Ancient Greece had many well-known mathematicians, philosophers, and scientists. Therefore, many discoveries happened in this part of the world during that ancient time period. 

Although most people of Ancient Greece did not even know of the One True God, He had equipped them with the ability to think and create. Euclid, a famous mathematician, first wrote the basic rules of geometry. Pythagoras, another Greek mathematician, created the Pythagorean Theorem, which states that a2 + b2 = c2. Both of these men’s works are still used today. How can such things be discovered by people who did not even know of God? Because the order that God created when He made the world can be observed by anyone. Even people who don’t know Him can discover His truth about the world around them.

Another famous inventor from the time of Ancient Greece was Archimedes. Archimedes had an incredible ability to discover how to make things happen based on the laws set by God within creation.

Give It a Try #1: The Law of Displacement

There is a famous story about Archimedes discovering that the king’s crown was made incorrectly by using the law of displacement. My children and I enjoy listening to this story as told by Jim Weiss on his Galileo and the Stargazers audio CD. What is the law of displacement? Let’s “Give It a Try” and find out.

Items Needed:

  • One clear container (if you use a graduated cylinder or measuring cup with “mL” marked on it, you will be able to calculate the volume displaced)
  • Water
  • Three similar-sized objects such as marbles, pebbles, etc.
  • Masking tape (if you do not have a measured container)
  • A small scale that measures grams (this is optional—only needed if calculating density)

Directions:

Pour the water into the container, filling it about half-full.
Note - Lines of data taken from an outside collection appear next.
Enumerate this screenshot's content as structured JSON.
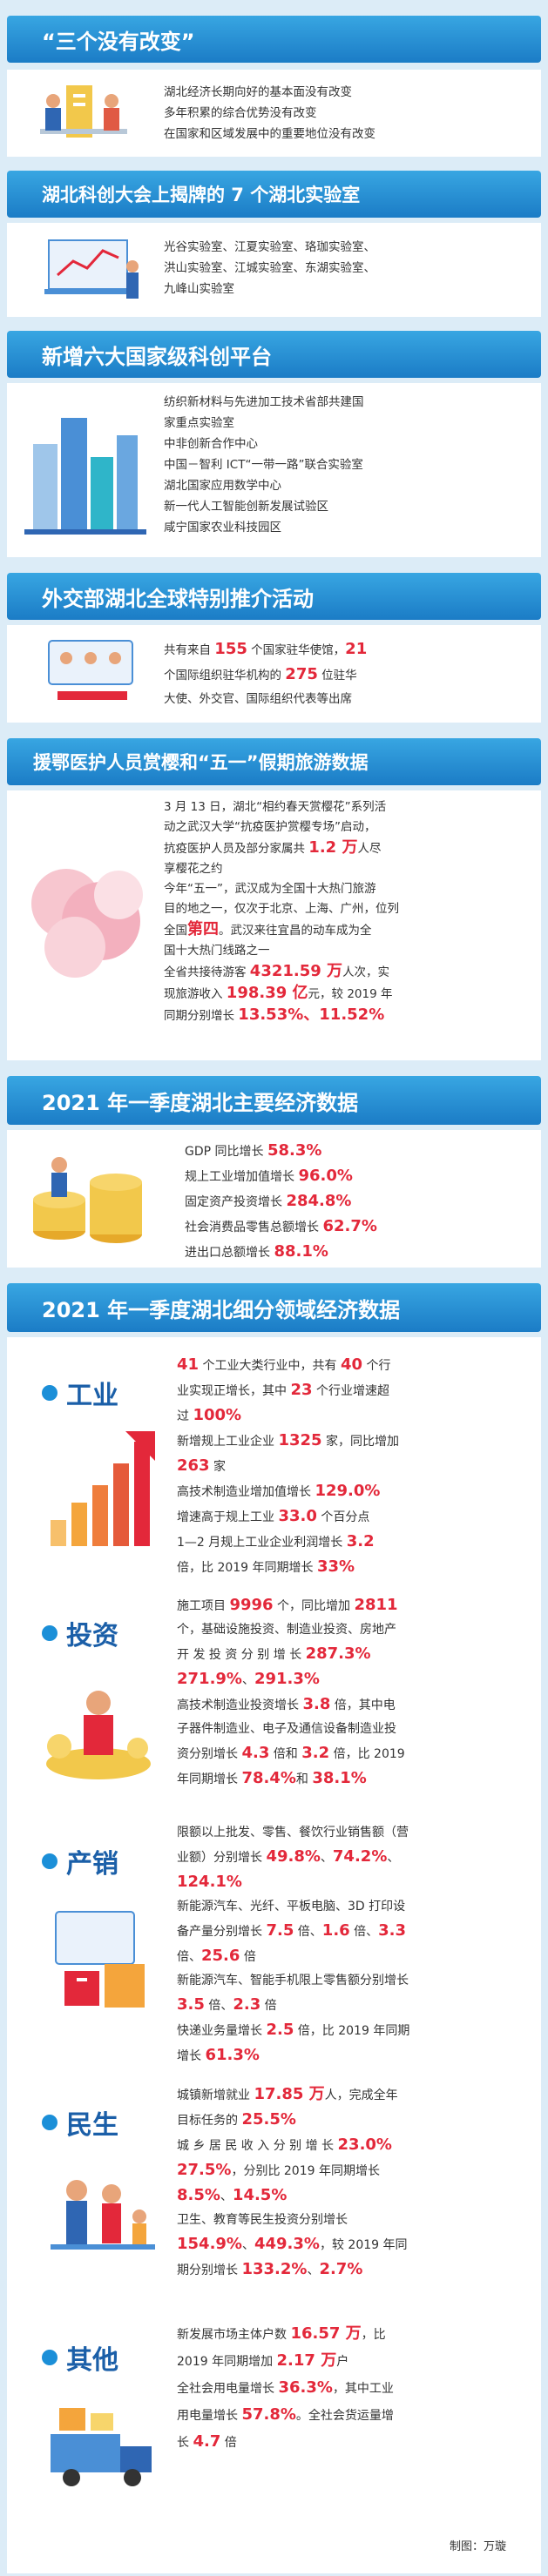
{
  "s1": {
    "title": "“三个没有改变”",
    "lines": [
      "湖北经济长期向好的基本面没有改变",
      "多年积累的综合优势没有改变",
      "在国家和区域发展中的重要地位没有改变"
    ]
  },
  "s2": {
    "title": "湖北科创大会上揭牌的 7 个湖北实验室",
    "lines": [
      "光谷实验室、江夏实验室、珞珈实验室、",
      "洪山实验室、江城实验室、东湖实验室、",
      "九峰山实验室"
    ]
  },
  "s3": {
    "title": "新增六大国家级科创平台",
    "lines": [
      "纺织新材料与先进加工技术省部共建国",
      "家重点实验室",
      "中非创新合作中心",
      "中国－智利 ICT“一带一路”联合实验室",
      "湖北国家应用数学中心",
      "新一代人工智能创新发展试验区",
      "咸宁国家农业科技园区"
    ]
  },
  "s4": {
    "title": "外交部湖北全球特别推介活动",
    "l1a": "共有来自 ",
    "n1": "155",
    "l1b": " 个国家驻华使馆，",
    "n2": "21",
    "l2a": "个国际组织驻华机构的 ",
    "n3": "275",
    "l2b": " 位驻华",
    "l3": "大使、外交官、国际组织代表等出席"
  },
  "s5": {
    "title": "援鄂医护人员赏樱和“五一”假期旅游数据",
    "l1": "3 月 13 日，湖北“相约春天赏樱花”系列活",
    "l2": "动之武汉大学“抗疫医护赏樱专场”启动，",
    "l3a": "抗疫医护人员及部分家属共 ",
    "n1": "1.2 万",
    "l3b": "人尽",
    "l4": "享樱花之约",
    "l5": "今年“五一”，武汉成为全国十大热门旅游",
    "l6": "目的地之一，仅次于北京、上海、广州，位列",
    "l7a": "全国",
    "n2": "第四",
    "l7b": "。武汉来往宜昌的动车成为全",
    "l8": "国十大热门线路之一",
    "l9a": "全省共接待游客 ",
    "n3": "4321.59 万",
    "l9b": "人次，实",
    "l10a": "现旅游收入 ",
    "n4": "198.39 亿",
    "l10b": "元，较 2019 年",
    "l11a": "同期分别增长 ",
    "n5": "13.53%、11.52%"
  },
  "s6": {
    "title": "2021 年一季度湖北主要经济数据",
    "items": [
      {
        "label": "GDP 同比增长 ",
        "value": "58.3%"
      },
      {
        "label": "规上工业增加值增长 ",
        "value": "96.0%"
      },
      {
        "label": "固定资产投资增长 ",
        "value": "284.8%"
      },
      {
        "label": "社会消费品零售总额增长 ",
        "value": "62.7%"
      },
      {
        "label": "进出口总额增长 ",
        "value": "88.1%"
      }
    ]
  },
  "s7": {
    "title": "2021 年一季度湖北细分领域经济数据",
    "gongye": {
      "title": "工业",
      "l1a": "41",
      "l1b": " 个工业大类行业中，共有 ",
      "l1c": "40",
      "l1d": " 个行",
      "l2a": "业实现正增长，其中 ",
      "l2b": "23",
      "l2c": " 个行业增速超",
      "l3a": "过 ",
      "l3b": "100%",
      "l4a": "新增规上工业企业 ",
      "l4b": "1325",
      "l4c": " 家，同比增加",
      "l5a": "263",
      "l5b": " 家",
      "l6a": "高技术制造业增加值增长 ",
      "l6b": "129.0%",
      "l7a": "增速高于规上工业 ",
      "l7b": "33.0",
      "l7c": " 个百分点",
      "l8a": "1—2 月规上工业企业利润增长 ",
      "l8b": "3.2",
      "l9a": "倍，比 2019 年同期增长 ",
      "l9b": "33%"
    },
    "touzi": {
      "title": "投资",
      "l1a": "施工项目 ",
      "l1b": "9996",
      "l1c": " 个，同比增加 ",
      "l1d": "2811",
      "l2": "个，基础设施投资、制造业投资、房地产",
      "l3a": "开 发 投 资 分 别 增 长 ",
      "l3b": "287.3%",
      "l4a": "271.9%",
      "l4b": "、",
      "l4c": "291.3%",
      "l5a": "高技术制造业投资增长 ",
      "l5b": "3.8",
      "l5c": " 倍，其中电",
      "l6": "子器件制造业、电子及通信设备制造业投",
      "l7a": "资分别增长 ",
      "l7b": "4.3",
      "l7c": " 倍和 ",
      "l7d": "3.2",
      "l7e": " 倍，比 2019",
      "l8a": "年同期增长 ",
      "l8b": "78.4%",
      "l8c": "和 ",
      "l8d": "38.1%"
    },
    "chanxiao": {
      "title": "产销",
      "l1": "限额以上批发、零售、餐饮行业销售额（营",
      "l2a": "业额）分别增长 ",
      "l2b": "49.8%",
      "l2c": "、",
      "l2d": "74.2%",
      "l2e": "、",
      "l3a": "124.1%",
      "l4": "新能源汽车、光纤、平板电脑、3D 打印设",
      "l5a": "备产量分别增长 ",
      "l5b": "7.5",
      "l5c": " 倍、",
      "l5d": "1.6",
      "l5e": " 倍、",
      "l5f": "3.3",
      "l6a": "倍、",
      "l6b": "25.6",
      "l6c": " 倍",
      "l7": "新能源汽车、智能手机限上零售额分别增长",
      "l8a": "3.5",
      "l8b": " 倍、",
      "l8c": "2.3",
      "l8d": " 倍",
      "l9a": "快递业务量增长 ",
      "l9b": "2.5",
      "l9c": " 倍，比 2019 年同期",
      "l10a": "增长 ",
      "l10b": "61.3%"
    },
    "minsheng": {
      "title": "民生",
      "l1a": "城镇新增就业 ",
      "l1b": "17.85 万",
      "l1c": "人，完成全年",
      "l2a": "目标任务的 ",
      "l2b": "25.5%",
      "l3a": "城 乡 居 民 收 入 分 别 增 长 ",
      "l3b": "23.0%",
      "l4a": "27.5%",
      "l4b": "，分别比 2019 年同期增长",
      "l5a": "8.5%",
      "l5b": "、",
      "l5c": "14.5%",
      "l6": "卫生、教育等民生投资分别增长",
      "l7a": "154.9%",
      "l7b": "、",
      "l7c": "449.3%",
      "l7d": "，较 2019 年同",
      "l8a": "期分别增长 ",
      "l8b": "133.2%",
      "l8c": "、",
      "l8d": "2.7%"
    },
    "qita": {
      "title": "其他",
      "l1a": "新发展市场主体户数 ",
      "l1b": "16.57 万",
      "l1c": "，比",
      "l2a": "2019 年同期增加 ",
      "l2b": "2.17 万",
      "l2c": "户",
      "l3a": "全社会用电量增长 ",
      "l3b": "36.3%",
      "l3c": "，其中工业",
      "l4a": "用电量增长 ",
      "l4b": "57.8%",
      "l4c": "。全社会货运量增",
      "l5a": "长 ",
      "l5b": "4.7",
      "l5c": " 倍"
    }
  },
  "credit": "制图：万璇"
}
If you do not have a measured container, place a piece of tape on the side of the container at the height of the water level. If you are using a measured container, record the height of the water.

Carefully, without spilling any water, place one of the objects into the water. Now observe the water level. Has there been any change? Record it. Add another object to the water. What did this object do to the water level? Once again, record the change. Place the third object into the water and record any changes seen.
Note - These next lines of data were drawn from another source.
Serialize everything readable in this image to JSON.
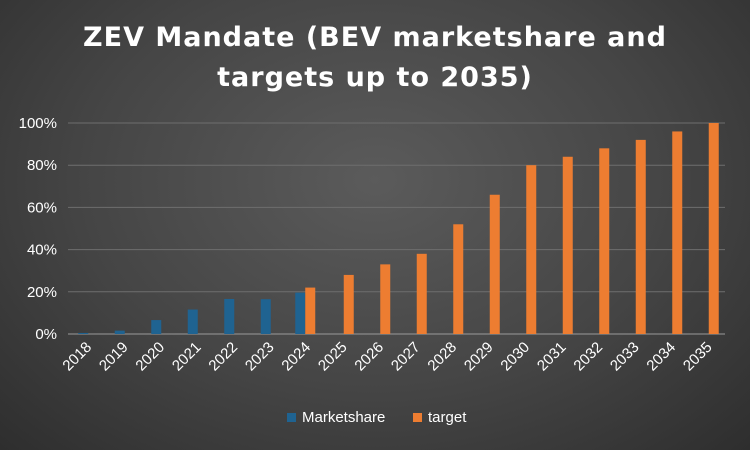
{
  "chart_data": {
    "type": "bar",
    "title_line1": "ZEV Mandate (BEV marketshare and",
    "title_line2": "targets up to 2035)",
    "xlabel": "",
    "ylabel": "",
    "ylim": [
      0,
      100
    ],
    "yticks": [
      "0%",
      "20%",
      "40%",
      "60%",
      "80%",
      "100%"
    ],
    "grid": true,
    "legend_position": "bottom",
    "categories": [
      "2018",
      "2019",
      "2020",
      "2021",
      "2022",
      "2023",
      "2024",
      "2025",
      "2026",
      "2027",
      "2028",
      "2029",
      "2030",
      "2031",
      "2032",
      "2033",
      "2034",
      "2035"
    ],
    "series": [
      {
        "name": "Marketshare",
        "color": "#1f6391",
        "values": [
          0.5,
          1.6,
          6.6,
          11.6,
          16.6,
          16.5,
          19.6,
          null,
          null,
          null,
          null,
          null,
          null,
          null,
          null,
          null,
          null,
          null
        ]
      },
      {
        "name": "target",
        "color": "#ed7d31",
        "values": [
          null,
          null,
          null,
          null,
          null,
          null,
          22,
          28,
          33,
          38,
          52,
          66,
          80,
          84,
          88,
          92,
          96,
          100
        ]
      }
    ]
  }
}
Now, think about what happened. What do you think displacement means based on this experiment? What happened to the water? Did you know that the definition of displace is to move or shift from the usual position? Isn’t that what happened to the water in the experiment? The Law of Displacement, which is also called the Archimedes Principle, states that an object immersed in a fluid (like water) is subject to an upward force (buoyancy) equal in magnitude to the weight of the fluid that it displaces. So basically, the water moved or was displaced because of the mass of the object put into it.

If you would like to calculate this further, weigh one of the objects you placed into the water to find its mass. (Technically, weight and mass aren’t the same thing, since mass is inherent to an object while weight is a force and depends on gravitational pull; that’s why things weigh less on the moon. However, since we’re doing these experiments on Earth, we can use the object’s weight as its mass.)

Density = Mass ÷ Volume (of the fluid displaced by one object). For example, if your marble weighed 2 g and it displaced 5 mL when it was placed into the water, you can get the density by dividing 2 g by 5 mL. Therefore, the density is 0.4 g/mL3 (0.4 grams per cubic milliliter).